Every year, about 37 million seahorses are estimated to be caught as bycatch in 22 countries (Lawson et al. 2017). The seahorse trade is often difficult to track, as it is often considered small-scale, both in terms of catches and economic value, which makes it difficult to have an accurate perception of the magnitude of the seahorse collection (Foster et al. 2016). There is a big knowledge gap in mapping illegal fishing of seahorses as they are mostly unreported and are not regulated (Zhang and Vincent 2019). Illegal fisheries may be responsible for high pressures on seahorse population, particularly in the Ria Formosa lagoon (Correia et al. 2015a; Zhang and Vincent 2019) and may be partially responsible for the population decline reported in this study and ultimately can lead to the local extirpation of seahorses.

To date, several mitigation actions have been proposed and implemented to study (Correia et al. 2018a, 2014) and recover wild seahorse populations through habitat enrichment (Correia et al. 2015b, 2013) in light of key habitat loss and degradation (Correia et al. 2015a, 2018b). Considering that seahorses have small home ranges (Caldwell et al. 2011; Caldwell and Vincent 2013), and that Andrade et al. (2016) reported up to 90% of recruitment found to be located up to 500 m from the original population, any continuous distress might seriously compromise the ability for population recovery, which may lead seahorses to the brink of local extirpation. In fact, extreme fluctuations of > 90%, as reported in this study, leaves these populations vulnerable to any additional stressors during low density periods (Mace et al. 2008).
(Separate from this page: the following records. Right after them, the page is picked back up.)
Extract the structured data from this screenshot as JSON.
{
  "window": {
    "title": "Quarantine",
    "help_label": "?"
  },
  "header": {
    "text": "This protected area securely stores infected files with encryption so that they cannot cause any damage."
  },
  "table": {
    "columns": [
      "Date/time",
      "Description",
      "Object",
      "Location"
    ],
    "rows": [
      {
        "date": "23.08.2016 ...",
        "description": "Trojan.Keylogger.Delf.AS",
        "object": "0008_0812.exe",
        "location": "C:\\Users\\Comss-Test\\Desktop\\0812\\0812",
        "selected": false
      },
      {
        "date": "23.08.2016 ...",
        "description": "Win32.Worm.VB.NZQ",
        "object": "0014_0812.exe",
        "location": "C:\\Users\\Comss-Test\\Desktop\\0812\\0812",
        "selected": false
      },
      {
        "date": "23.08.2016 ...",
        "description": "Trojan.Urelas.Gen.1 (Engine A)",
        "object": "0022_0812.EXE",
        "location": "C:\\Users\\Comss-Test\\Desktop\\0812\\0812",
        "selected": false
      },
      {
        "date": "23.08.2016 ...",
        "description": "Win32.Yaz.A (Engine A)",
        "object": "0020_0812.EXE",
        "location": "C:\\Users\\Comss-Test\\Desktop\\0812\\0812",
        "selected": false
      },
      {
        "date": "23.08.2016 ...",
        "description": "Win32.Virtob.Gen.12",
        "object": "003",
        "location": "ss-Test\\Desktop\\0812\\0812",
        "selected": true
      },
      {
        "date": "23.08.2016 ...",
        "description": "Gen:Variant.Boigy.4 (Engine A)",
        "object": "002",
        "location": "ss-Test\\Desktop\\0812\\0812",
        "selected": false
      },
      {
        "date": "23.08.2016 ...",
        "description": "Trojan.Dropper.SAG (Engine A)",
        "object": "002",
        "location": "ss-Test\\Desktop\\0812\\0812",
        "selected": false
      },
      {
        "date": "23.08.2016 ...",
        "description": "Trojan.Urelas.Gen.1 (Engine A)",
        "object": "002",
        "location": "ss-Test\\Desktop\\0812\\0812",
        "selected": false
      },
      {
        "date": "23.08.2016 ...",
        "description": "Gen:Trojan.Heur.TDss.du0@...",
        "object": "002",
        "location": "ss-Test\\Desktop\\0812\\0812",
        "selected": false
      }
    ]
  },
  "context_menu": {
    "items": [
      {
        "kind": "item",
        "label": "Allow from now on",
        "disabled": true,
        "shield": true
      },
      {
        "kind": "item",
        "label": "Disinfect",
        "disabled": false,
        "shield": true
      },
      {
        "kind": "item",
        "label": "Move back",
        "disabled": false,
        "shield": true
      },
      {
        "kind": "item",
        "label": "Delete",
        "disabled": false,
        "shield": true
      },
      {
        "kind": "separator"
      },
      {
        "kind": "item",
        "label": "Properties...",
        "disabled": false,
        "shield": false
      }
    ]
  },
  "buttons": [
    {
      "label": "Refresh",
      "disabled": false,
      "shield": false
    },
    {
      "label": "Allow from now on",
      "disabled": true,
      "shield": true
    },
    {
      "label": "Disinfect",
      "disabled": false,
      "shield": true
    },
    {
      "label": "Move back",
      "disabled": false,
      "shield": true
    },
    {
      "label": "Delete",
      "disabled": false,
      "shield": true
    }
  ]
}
To avoid local extinction, other mitigation actions will therefore need to be considered, such as the protection of seahorse habitats (Vincent et al. 2011a); banning collection by providing seahorses with a conservation status (Harasti et al. 2014); the implementation of no-take marine protected areas (MPAs) (Harasti et al. 2014; Martin-Smith et al. 2004; Vincent et al. 2007) and other restriction policies. The benefits of MPAs for conserving marine biodiversity are well documented (Babcock et al. 2010; Halpern 2003; Lester et al. 2009; Roberts et al. 2001). However, information regarding the benefit of MPAs for conserving seahorse populations is still scarce (Harasti et al. 2014). Seahorse species have been found to have different levels of habitat reliance and preference (Zhang and Vincent 2018). As key habitat characteristics have been described for H. guttulatus and H. hippocampus in the Ria Formosa lagoon (Correia et al. 2018b), target protected areas should integrate these findings to ensure population recovery.
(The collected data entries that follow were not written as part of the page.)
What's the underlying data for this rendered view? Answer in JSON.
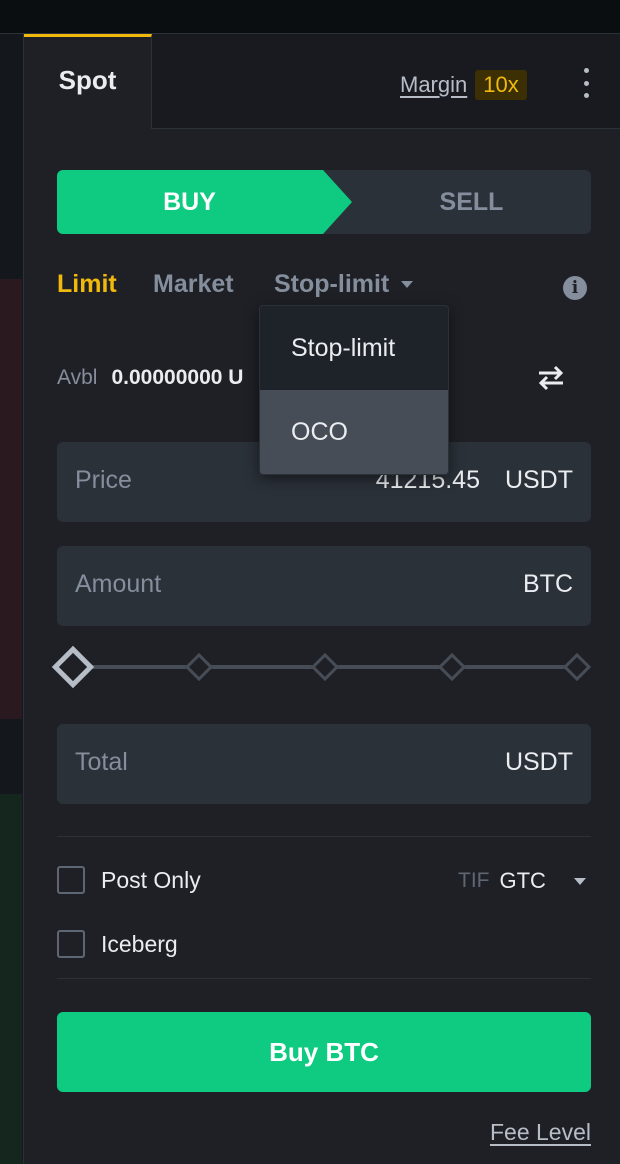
{
  "tabs": {
    "spot": "Spot",
    "margin": "Margin",
    "leverage": "10x"
  },
  "side": {
    "buy": "BUY",
    "sell": "SELL"
  },
  "order_types": {
    "limit": "Limit",
    "market": "Market",
    "stop_limit": "Stop-limit"
  },
  "dropdown": {
    "items": [
      "Stop-limit",
      "OCO"
    ],
    "highlighted": "OCO"
  },
  "avbl": {
    "label": "Avbl",
    "value": "0.00000000 U"
  },
  "price": {
    "label": "Price",
    "value": "41215.45",
    "unit": "USDT"
  },
  "amount": {
    "label": "Amount",
    "unit": "BTC"
  },
  "total": {
    "label": "Total",
    "unit": "USDT"
  },
  "options": {
    "post_only": "Post Only",
    "iceberg": "Iceberg",
    "tif_label": "TIF",
    "tif_value": "GTC"
  },
  "actions": {
    "buy": "Buy BTC",
    "fee_level": "Fee Level"
  },
  "colors": {
    "accent_yellow": "#f0b90b",
    "buy_green": "#0ecb81",
    "panel_bg": "#1e2026",
    "field_bg": "#2b3139"
  },
  "slider": {
    "value_percent": 0
  }
}
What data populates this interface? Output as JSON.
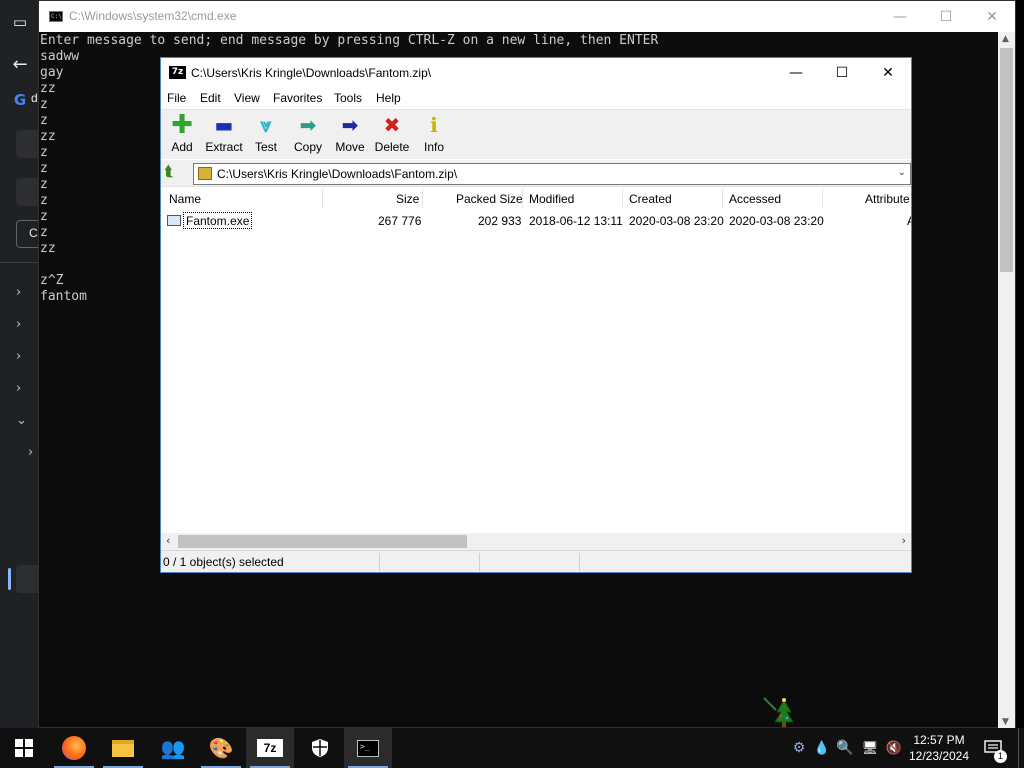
{
  "cmd": {
    "title": "C:\\Windows\\system32\\cmd.exe",
    "lines": [
      "Enter message to send; end message by pressing CTRL-Z on a new line, then ENTER",
      "sadww",
      "gay",
      "zz",
      "z",
      "z",
      "zz",
      "z",
      "z",
      "z",
      "z",
      "z",
      "z",
      "zz",
      "",
      "z^Z",
      "fantom"
    ]
  },
  "sidebar": {
    "partial_labels": {
      "g_item": "d",
      "c_item": "C"
    }
  },
  "zip": {
    "title": "C:\\Users\\Kris Kringle\\Downloads\\Fantom.zip\\",
    "logo_text": "7z",
    "menu": [
      "File",
      "Edit",
      "View",
      "Favorites",
      "Tools",
      "Help"
    ],
    "toolbar": [
      {
        "label": "Add",
        "icon": "plus-icon",
        "color": "#2fa52f"
      },
      {
        "label": "Extract",
        "icon": "minus-icon",
        "color": "#1c2fb5"
      },
      {
        "label": "Test",
        "icon": "check-down-icon",
        "color": "#2fb7c9"
      },
      {
        "label": "Copy",
        "icon": "arrow-right-icon",
        "color": "#2e9c8a"
      },
      {
        "label": "Move",
        "icon": "arrow-right-icon",
        "color": "#1b2a9c"
      },
      {
        "label": "Delete",
        "icon": "x-icon",
        "color": "#d21d1d"
      },
      {
        "label": "Info",
        "icon": "info-icon",
        "color": "#c5b400"
      }
    ],
    "address": "C:\\Users\\Kris Kringle\\Downloads\\Fantom.zip\\",
    "columns": [
      "Name",
      "Size",
      "Packed Size",
      "Modified",
      "Created",
      "Accessed",
      "Attribute"
    ],
    "files": [
      {
        "name": "Fantom.exe",
        "size": "267 776",
        "packed": "202 933",
        "modified": "2018-06-12 13:11",
        "created": "2020-03-08 23:20",
        "accessed": "2020-03-08 23:20",
        "attrib": "A"
      }
    ],
    "status": "0 / 1 object(s) selected"
  },
  "taskbar": {
    "apps": [
      {
        "name": "firefox",
        "active": false
      },
      {
        "name": "file-explorer",
        "active": false
      },
      {
        "name": "people",
        "active": false
      },
      {
        "name": "paint",
        "active": false
      },
      {
        "name": "7zip",
        "active": true
      },
      {
        "name": "defender",
        "active": false
      },
      {
        "name": "cmd",
        "active": true
      }
    ],
    "seven_zip_label": "7z",
    "time": "12:57 PM",
    "date": "12/23/2024",
    "notification_count": "1"
  }
}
In light of the recent decline of both seahorse species in the Ria Formosa lagoon, it is of the utmost importance to implement rapid mitigation actions to cope with the emerging illegal capture and to allow for species recovery, while continue monitoring the wild populations. The implementation of no-access zone to allow for habitat and species recovery in conjunction with short-term habitat enrichment might provide the necessary conditions for seahorse populations to bounce back from the existing decline trend. Local stakeholders such as major decision makers, authorities, and socio-economic sector (e.g., marine tourism companies and local fishing communities) need to be included in the process in order to ensure the success and effectiveness of this action.